16 janvier 2023

Roxanne Bouchard, Nous étions le sel de la mer : "la scène du crime, inspecteur Moralès, c'est la mer"


Roxanne Bouchard, romancière québecoise,  nous offre avec ce roman la première enquête de l'inspecteur Moralès, tout juste arrivé de Montréal pour s'installer en Gaspésie, péninsule enlacée par l'estuaire du Saint-Laurent, le golfe du Saint-Laurent et la Baie des Chaleurs.

Catherine Day va mal. A son médecin qui s'inquiète de son état, elle répond : "... je suis nulle part en ce moment. Ni dans le party ni avec les voyeurs. Juste une vitre transparente, doc. Pas de sentiments. Rien." Quinze mois auparavant, Catherine a perdu sa mère adoptive. La voilà tout à fait orpheline, puisque son père adoptif est mort, lui aussi. Deux mois auparavant, elle a reçu une mystérieuse lettre postée de Key West, lui donnant rendez-vous à Caplan, en Gaspésie. Mais Catherine n'a ni l'énergie, ni le courage. Chercher qui, quoi ? Pourquoi, comment ? Pourquoi donc se rendre là-bas, dans ce village de pêcheurs, au bar-hôtel de la plage de Caplan ?
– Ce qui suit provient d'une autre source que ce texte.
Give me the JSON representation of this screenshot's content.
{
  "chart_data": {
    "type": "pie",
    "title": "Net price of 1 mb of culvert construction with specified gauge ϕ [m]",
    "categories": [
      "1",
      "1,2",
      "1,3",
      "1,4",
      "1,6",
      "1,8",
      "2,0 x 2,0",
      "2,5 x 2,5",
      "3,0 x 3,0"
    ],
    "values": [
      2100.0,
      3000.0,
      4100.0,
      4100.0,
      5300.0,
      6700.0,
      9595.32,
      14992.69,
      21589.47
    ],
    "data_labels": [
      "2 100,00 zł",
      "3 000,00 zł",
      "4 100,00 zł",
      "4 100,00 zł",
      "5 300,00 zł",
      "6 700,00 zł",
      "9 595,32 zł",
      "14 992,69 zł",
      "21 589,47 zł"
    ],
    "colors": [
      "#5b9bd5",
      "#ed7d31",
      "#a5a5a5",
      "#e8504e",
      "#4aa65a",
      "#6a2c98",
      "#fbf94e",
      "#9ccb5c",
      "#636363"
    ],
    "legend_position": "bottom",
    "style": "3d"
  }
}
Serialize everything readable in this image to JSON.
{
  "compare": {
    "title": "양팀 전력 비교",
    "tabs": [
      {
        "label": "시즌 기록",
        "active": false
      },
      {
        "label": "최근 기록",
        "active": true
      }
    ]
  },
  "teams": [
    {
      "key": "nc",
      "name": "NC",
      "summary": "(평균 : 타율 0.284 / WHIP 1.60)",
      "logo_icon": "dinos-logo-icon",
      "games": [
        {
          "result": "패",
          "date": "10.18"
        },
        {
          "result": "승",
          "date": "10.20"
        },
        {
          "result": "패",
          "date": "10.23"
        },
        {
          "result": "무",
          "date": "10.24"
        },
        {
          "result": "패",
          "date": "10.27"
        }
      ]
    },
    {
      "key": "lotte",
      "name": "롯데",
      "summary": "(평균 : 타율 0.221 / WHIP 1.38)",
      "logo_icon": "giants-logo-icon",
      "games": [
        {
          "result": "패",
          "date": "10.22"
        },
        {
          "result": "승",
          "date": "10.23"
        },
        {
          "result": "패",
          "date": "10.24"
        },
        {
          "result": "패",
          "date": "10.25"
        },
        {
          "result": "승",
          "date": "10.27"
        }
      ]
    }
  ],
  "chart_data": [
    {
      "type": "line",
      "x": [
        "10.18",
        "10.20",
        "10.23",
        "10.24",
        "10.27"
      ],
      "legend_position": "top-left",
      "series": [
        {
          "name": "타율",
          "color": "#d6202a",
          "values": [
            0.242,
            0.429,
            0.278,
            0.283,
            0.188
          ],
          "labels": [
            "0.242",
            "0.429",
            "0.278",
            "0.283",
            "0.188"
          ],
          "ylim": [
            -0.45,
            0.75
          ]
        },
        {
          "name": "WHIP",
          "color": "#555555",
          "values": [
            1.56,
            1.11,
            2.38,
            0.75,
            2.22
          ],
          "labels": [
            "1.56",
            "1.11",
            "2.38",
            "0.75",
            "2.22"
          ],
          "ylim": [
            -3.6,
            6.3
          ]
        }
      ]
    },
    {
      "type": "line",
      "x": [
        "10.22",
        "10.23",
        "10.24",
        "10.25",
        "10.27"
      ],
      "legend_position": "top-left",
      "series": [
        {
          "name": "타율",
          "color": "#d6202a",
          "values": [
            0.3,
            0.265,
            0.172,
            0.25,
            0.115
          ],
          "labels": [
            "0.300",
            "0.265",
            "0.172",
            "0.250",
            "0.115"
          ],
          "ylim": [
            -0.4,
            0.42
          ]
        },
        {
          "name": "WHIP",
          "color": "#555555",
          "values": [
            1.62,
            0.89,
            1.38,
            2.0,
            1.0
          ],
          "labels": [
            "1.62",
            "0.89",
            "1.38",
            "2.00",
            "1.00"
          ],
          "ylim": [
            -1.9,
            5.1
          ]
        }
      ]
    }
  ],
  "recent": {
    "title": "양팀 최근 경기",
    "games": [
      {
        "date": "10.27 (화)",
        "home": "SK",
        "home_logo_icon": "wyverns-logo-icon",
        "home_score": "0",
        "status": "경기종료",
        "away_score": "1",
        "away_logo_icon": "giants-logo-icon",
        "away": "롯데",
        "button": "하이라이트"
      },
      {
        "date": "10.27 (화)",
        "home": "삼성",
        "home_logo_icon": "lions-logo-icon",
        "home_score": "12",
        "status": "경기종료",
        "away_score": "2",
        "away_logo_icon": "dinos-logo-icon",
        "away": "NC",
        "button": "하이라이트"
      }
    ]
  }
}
Le roman s'ouvre sur une scène fondatrice. En 1974, l'équipage du bateau de pêche l'Alberto s'aperçoit qu'un voilier s'est amarré à leur épaule, et s'est même branché sur leur électricité. O'Neil Poirier fulmine contre ces sacrés touristes qui ne doutent de rien... Il monte à bord, bien décidé à se faire entendre. Et là, il découvre une femme seule, en train d'accoucher. Il l'aide, coupe le cordon, lave le bébé, emmitoufle la femme et l'enfant et déguerpit aussitôt.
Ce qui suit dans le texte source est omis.